ALS is a progressive neuro degenerative disease that affects the nerve cells in the brain to cause muscle weakness and atrophy throughout the body. There is no known cause or cure. But that won’t stop Matt Chaney from living life to the fullest.
“I began playing golf with Ken four or five years ago and we share a quiet passion for creating gadgets. With the loss of my muscle and strength in my upper body, I was no longer able to swing a golf club but I had modified my putter and made a belly wedge so I could chip and putt,” Chaney recalled.

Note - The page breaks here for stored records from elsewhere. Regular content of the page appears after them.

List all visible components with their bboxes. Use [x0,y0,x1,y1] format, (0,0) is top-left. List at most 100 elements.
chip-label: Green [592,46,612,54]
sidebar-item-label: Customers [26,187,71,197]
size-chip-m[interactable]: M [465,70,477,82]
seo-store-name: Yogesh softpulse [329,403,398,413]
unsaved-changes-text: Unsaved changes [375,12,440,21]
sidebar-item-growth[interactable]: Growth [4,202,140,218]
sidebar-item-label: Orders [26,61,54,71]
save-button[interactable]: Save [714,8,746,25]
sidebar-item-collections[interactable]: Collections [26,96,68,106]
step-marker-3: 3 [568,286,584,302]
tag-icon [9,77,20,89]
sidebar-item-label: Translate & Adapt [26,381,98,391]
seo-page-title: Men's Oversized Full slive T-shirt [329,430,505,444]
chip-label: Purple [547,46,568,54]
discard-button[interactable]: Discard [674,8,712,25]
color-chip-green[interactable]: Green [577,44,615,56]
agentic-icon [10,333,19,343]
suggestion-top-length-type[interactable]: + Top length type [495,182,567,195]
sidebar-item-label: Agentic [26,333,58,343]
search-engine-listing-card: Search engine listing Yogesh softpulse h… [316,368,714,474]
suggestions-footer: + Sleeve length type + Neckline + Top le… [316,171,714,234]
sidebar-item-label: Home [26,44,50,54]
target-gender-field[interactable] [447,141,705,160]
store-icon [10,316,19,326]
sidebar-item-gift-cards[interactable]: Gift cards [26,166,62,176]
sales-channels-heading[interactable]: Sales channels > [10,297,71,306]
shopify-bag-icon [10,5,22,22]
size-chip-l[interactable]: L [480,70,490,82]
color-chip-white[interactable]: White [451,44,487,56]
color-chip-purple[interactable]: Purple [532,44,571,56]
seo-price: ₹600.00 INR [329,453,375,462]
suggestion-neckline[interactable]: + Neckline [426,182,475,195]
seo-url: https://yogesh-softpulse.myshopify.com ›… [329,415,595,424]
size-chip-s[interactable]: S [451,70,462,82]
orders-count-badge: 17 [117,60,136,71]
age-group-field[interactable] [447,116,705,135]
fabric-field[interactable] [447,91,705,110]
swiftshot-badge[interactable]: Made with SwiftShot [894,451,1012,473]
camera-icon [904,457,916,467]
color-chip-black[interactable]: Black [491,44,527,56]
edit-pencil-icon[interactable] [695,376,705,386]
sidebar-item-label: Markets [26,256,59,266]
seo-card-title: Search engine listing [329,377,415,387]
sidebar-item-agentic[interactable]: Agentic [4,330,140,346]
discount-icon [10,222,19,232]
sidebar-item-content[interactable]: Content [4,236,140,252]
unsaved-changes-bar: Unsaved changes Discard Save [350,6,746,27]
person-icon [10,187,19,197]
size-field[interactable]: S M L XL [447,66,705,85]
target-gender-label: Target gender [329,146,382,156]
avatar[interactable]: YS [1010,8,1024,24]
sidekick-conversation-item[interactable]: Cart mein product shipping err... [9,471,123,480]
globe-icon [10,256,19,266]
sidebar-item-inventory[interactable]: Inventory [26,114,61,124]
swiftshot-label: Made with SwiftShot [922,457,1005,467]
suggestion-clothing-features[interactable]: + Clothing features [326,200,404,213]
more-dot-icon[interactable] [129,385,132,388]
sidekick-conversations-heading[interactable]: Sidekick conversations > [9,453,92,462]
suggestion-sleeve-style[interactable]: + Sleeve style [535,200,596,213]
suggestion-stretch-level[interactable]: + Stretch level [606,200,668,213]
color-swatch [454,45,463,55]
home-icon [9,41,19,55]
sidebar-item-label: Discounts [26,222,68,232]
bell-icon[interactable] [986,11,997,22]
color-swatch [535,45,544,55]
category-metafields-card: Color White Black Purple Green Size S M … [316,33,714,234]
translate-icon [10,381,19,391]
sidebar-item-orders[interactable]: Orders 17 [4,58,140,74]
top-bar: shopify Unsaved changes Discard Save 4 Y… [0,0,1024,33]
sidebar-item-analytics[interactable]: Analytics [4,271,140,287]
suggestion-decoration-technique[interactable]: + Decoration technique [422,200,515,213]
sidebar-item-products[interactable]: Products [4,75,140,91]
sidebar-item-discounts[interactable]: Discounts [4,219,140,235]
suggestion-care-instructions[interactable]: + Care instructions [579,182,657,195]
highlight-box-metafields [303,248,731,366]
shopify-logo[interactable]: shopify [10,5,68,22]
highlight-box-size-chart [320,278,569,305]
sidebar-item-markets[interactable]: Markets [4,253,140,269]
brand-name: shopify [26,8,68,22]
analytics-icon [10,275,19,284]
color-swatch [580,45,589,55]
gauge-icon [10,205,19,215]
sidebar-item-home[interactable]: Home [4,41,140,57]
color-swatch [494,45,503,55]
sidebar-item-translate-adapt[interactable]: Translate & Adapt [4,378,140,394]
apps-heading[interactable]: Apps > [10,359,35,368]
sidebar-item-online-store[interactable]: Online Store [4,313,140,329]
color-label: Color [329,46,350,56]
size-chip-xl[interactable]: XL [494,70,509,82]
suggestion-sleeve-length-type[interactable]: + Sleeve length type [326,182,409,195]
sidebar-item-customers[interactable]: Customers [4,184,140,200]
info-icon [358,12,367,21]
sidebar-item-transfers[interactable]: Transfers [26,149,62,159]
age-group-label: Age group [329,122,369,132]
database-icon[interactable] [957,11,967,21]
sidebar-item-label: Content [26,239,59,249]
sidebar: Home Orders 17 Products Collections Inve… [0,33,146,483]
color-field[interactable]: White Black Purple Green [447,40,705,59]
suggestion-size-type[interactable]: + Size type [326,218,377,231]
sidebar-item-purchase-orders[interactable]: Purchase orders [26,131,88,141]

“One time Ken and a couple of other neighbors and I played in a local golf tournament. Ken surprised me with five pairs of Croc (shoe) knockoffs and five golf club heads sans shafts with a bolt welded to the backside of each club head. He had assembled each golf shoe by securing the bolt to the toe of each Croc. The idea was fantastic although the fairway boots didn’t have quite enough support for an assertive kick. The heads came off and went farther than the ball, but I have since modified Ken’s idea and still enjoy the game. By the way, we won that tournament.”